An American Moral Identity

It follows that marriage is a legal institution based on control and restriction over another person’s sexual organs more than anything else, but more often than not, the controls and restrictions are over a woman’s body rather than a man’s body. In turn, many of the laws pertaining to marriage in the Western world are man-made and have not been able to keep up with advancements in science. Thus, the institution of monogamous marriage has always stood on artificial and shaky grounds, and the laws and rules pertaining to love and sexuality were perhaps a futile attempt by man to control what is otherwise a non-anthropomorphic and uncontrollable force in nature. As Otto Weininger argued:

“Marriage can only have been introduced by Man. There is no legal institution of female origin. Every law comes from Man, and only a great many customs from Woman. (For that reason alone it would be totally wrong to derive law from custom or custom from law; they are quite different things.) Only man – la donne e mobile – could have had the desire and strength to introduce order into the chaos of sexual relationship, as indeed to introduce order, rules, and laws as such (in both practical and theoretical matters.)”

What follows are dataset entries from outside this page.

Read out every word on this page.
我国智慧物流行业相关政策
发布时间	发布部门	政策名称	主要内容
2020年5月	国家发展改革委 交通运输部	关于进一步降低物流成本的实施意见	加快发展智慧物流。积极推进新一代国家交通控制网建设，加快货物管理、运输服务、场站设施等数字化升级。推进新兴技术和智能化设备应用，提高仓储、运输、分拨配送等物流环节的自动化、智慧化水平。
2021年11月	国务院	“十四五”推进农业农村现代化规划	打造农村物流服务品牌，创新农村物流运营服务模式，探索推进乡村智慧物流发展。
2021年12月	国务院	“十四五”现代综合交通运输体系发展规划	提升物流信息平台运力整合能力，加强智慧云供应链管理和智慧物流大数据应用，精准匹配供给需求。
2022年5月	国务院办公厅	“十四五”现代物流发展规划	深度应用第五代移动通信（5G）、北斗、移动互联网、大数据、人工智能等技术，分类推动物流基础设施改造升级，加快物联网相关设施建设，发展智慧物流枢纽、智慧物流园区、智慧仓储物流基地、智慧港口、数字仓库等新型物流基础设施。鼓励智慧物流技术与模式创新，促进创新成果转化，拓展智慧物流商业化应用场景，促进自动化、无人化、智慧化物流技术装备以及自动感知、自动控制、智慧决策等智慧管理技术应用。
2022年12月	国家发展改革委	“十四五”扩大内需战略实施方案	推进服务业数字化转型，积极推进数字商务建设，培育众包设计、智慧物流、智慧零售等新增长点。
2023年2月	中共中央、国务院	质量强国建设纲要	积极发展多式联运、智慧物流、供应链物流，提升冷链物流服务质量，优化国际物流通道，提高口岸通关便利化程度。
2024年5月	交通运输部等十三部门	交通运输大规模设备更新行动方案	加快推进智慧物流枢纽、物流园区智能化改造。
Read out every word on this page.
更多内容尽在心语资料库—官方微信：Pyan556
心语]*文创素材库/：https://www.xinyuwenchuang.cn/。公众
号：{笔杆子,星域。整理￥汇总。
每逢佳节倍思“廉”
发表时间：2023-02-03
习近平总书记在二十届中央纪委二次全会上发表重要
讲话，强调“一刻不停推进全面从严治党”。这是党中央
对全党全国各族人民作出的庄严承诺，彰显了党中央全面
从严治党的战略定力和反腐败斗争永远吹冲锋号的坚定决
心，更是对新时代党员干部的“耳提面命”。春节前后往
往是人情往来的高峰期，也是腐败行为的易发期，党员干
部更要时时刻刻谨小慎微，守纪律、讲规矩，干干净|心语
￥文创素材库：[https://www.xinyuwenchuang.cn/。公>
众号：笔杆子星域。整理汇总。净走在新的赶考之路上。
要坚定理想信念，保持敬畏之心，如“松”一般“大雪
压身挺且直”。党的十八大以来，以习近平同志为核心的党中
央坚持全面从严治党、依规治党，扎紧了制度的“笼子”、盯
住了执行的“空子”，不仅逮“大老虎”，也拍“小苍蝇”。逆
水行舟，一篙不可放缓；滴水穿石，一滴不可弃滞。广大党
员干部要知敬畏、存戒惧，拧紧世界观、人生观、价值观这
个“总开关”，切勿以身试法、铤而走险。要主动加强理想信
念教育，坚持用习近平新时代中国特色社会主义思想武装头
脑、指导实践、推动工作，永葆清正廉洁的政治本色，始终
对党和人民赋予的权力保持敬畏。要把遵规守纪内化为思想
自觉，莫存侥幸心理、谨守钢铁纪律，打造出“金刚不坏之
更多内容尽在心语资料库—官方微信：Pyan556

What may be hard for the overwhelming majority of men to believe is that patriarchy and monogamy actually amount to a flipping of the natural condition on its head, with the natural condition being constituted by matriarchy and polyandry. As Weininger stated:

“There really seems to have been a time when women were allowed to exert great influence on social developments in many peoples, but at that time marriage was unheard of: the age of matriarchy was an age of polyandry.”

For many men, the idea that matriarchy and polyandry are the natural conditions of social life may seem inconceivable and hard to fathom, which is why “between the ascetic existence and life in the world the most salient difference had to do with marriage” to borrow from Foucault. In essence, the ascetic life which is found amongst priests and hermits and so forth is a life without marriage and intimate relations with women, given the difficulty for many men to fathom or comprehend the actual and natural condition of social life. And even if one were to accept the most basic realities of social life, for some men, keeping up and living up to the expectations of a matriarchal and polyandrous social world may be difficult and rigorous, which is why there are always a set of men who resort to a life of asceticism. How to keep one woman happy – let alone an entire society of women – is more of an art than an exact science, and many men fail to comprehend that very complex art for various reasons. 

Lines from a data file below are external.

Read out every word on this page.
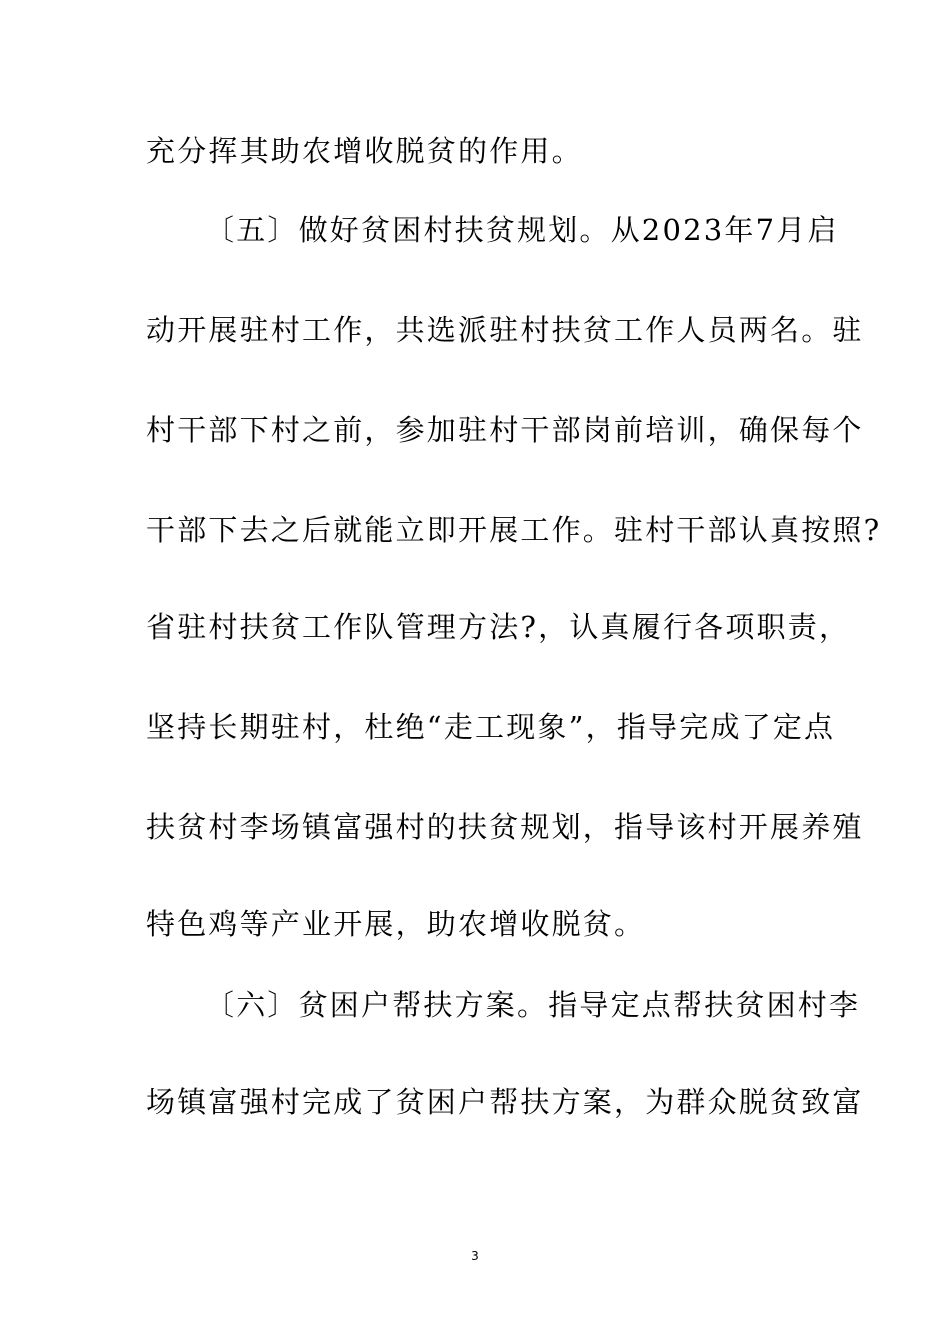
充分挥其助农增收脱贫的作用。
〔五〕做好贫困村扶贫规划。从2023年7月启
动开展驻村工作，共选派驻村扶贫工作人员两名。驻
村干部下村之前，参加驻村干部岗前培训，确保每个
干部下去之后就能立即开展工作。驻村干部认真按照?
省驻村扶贫工作队管理方法?，认真履行各项职责，
坚持长期驻村，杜绝“走工现象”，指导完成了定点
扶贫村李场镇富强村的扶贫规划，指导该村开展养殖
特色鸡等产业开展，助农增收脱贫。
〔六〕贫困户帮扶方案。指导定点帮扶贫困村李
场镇富强村完成了贫困户帮扶方案，为群众脱贫致富
3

Nevertheless, an “American moral identity” to borrow from Richard Rorty is deeply intertwined with an effort to overcome all the social flaws which come with a system that has long operated based on the flipping of the natural condition on its head. But one should never lose optimism that things can revert to their natural condition and state, even if the road towards change and reform – or rather, reversion and reversal – is a long and arduous one. As Rorty wrote:

“There is no reason for us to deny that our country has been racist, sexist, homophobic, imperialist, and all the rest of it. But there is every reason to remember that it has also been capable of reforming itself, over and over again, and to use such memories as an aid in ‘cheerfully taking up our interminable task.’ The historical memories of those successes ought to be enough to make it possible for us to incorporate our American citizenship into our moral identities.” 

When taking all the aforementioned into account, it becomes totally reasonable for one to take issue with a “White Man’s World,” but not necessarily for reasons that have been conjured up by male minds.